“It Shines For All” (New York Sun)

The New York Sun newspaper was published from 1833-1952. A new newspaper began in 2002 using the same name and famous slogan: "It Shines For All."

The slogan was supposedly first used in the 1830s and taken from a tavern. From 1917-1952, the Sun was published on Chambers Street, opposite city hall. A clock at the corner of Broadway and Chambers still bears the Sun name and slogan.

http://www.common-place.org/vol-03/no-01/henkin/
Press releases insist that the new Sun's distinctive mission is to give "a priority focus to the city it serves," and this turns out to be the larger significance of the name.
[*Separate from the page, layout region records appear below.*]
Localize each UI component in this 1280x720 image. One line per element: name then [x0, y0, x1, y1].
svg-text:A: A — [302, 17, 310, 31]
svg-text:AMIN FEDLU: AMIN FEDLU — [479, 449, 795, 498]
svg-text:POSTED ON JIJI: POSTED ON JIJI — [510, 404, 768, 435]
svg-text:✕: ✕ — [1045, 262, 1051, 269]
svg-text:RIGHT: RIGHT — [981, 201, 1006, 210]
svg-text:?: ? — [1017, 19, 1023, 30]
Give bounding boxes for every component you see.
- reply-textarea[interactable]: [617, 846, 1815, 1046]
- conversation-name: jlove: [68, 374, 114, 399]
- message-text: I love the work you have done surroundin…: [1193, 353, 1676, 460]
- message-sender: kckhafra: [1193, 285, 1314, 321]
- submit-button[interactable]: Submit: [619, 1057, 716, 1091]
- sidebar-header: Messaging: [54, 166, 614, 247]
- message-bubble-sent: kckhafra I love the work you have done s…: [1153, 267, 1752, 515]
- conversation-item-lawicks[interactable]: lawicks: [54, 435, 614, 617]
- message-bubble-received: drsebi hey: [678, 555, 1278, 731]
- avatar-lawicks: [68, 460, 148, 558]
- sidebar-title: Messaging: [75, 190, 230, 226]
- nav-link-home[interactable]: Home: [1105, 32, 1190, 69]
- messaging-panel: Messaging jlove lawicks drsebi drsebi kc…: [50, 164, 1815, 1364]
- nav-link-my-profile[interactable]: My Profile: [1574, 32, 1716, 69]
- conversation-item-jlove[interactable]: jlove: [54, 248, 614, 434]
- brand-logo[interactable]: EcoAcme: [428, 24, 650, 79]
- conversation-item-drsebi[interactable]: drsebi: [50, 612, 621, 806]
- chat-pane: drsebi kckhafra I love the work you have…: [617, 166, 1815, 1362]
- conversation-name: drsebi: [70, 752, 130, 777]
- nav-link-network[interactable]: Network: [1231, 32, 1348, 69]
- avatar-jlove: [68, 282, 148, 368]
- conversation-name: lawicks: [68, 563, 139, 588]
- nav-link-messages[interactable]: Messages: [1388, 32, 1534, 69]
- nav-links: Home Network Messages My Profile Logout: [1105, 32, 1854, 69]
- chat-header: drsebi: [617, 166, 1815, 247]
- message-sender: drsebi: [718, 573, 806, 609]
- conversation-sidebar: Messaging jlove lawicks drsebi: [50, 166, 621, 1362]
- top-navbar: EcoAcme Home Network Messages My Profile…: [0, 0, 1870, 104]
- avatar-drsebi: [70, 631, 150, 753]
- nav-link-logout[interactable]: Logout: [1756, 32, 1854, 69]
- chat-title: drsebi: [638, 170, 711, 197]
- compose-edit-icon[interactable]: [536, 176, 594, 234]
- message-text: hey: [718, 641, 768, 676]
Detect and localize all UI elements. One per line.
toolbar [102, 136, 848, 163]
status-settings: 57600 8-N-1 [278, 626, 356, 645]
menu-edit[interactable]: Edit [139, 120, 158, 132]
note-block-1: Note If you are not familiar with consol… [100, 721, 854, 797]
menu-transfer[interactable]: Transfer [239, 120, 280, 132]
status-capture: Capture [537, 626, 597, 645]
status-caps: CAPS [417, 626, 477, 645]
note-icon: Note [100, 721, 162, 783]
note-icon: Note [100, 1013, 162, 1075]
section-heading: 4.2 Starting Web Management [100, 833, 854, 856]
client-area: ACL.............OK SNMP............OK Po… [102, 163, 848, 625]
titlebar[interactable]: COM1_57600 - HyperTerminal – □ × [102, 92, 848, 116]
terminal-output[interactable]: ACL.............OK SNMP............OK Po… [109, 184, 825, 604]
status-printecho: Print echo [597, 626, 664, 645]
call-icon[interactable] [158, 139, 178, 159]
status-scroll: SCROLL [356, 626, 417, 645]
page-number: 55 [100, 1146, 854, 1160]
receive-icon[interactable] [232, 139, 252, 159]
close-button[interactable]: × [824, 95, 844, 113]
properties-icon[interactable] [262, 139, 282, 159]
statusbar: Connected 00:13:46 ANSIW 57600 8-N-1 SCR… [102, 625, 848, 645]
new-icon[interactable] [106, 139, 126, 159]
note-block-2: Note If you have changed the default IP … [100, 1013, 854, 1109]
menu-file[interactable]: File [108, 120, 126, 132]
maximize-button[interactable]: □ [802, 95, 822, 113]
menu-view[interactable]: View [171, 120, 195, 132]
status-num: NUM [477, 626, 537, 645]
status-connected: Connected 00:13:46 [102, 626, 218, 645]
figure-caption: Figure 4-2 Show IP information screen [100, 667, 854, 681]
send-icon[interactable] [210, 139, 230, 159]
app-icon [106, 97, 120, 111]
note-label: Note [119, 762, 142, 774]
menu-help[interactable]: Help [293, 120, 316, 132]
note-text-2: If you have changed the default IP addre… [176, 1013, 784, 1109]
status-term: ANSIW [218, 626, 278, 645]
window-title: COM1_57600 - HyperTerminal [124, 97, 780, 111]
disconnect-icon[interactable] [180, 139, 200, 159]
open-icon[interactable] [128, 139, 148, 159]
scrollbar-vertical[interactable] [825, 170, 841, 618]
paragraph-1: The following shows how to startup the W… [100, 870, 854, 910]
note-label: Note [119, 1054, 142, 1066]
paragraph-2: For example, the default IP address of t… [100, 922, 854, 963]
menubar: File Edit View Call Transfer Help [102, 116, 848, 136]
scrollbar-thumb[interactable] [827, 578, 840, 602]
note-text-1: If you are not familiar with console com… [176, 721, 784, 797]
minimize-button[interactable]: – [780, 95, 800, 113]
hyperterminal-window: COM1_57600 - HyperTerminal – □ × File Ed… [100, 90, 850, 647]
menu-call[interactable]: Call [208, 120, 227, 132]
While the masthead reaffirms the traditional motto, "it shines for all" (which the original editor had appropriated from a much older tavern sign from across the East River), emphasizing the democratic function of the newspaper as a source of illumination for the masses, advertisements for the new Sun opt for a more Copernican gloss.

http://www.nationaltrust.org/magazine/archives/arc_news/051402.htm
Originally built in 1846 by New York merchant Alexander Turney Stewart as a dry-goods emporium, the seven-story wood-framed building was the city's first Italianate commercial structure. The property at 280 Broadway, with its distinctive marble facade, was also the headquarters of the original New York Sun newspaper from 1917 until 1952.
(...)
On the corner of Broadway and Chambers Street, a clock that bears the motto "The Sun: It Shines For All" is a reminder of the building's 35 years as a newspaper office.

http://www.pbs.org/wnet/newyork/laic/episode2/topic1/e2_t1_s2-sh.html
Benjamin Day, a 23-year-old printer, launched his NEW YORK SUN on September 3, 1833. With its motto -- "The Sun Shines for All" -- Day's newspaper offered a new kind of story for a new kind of reader.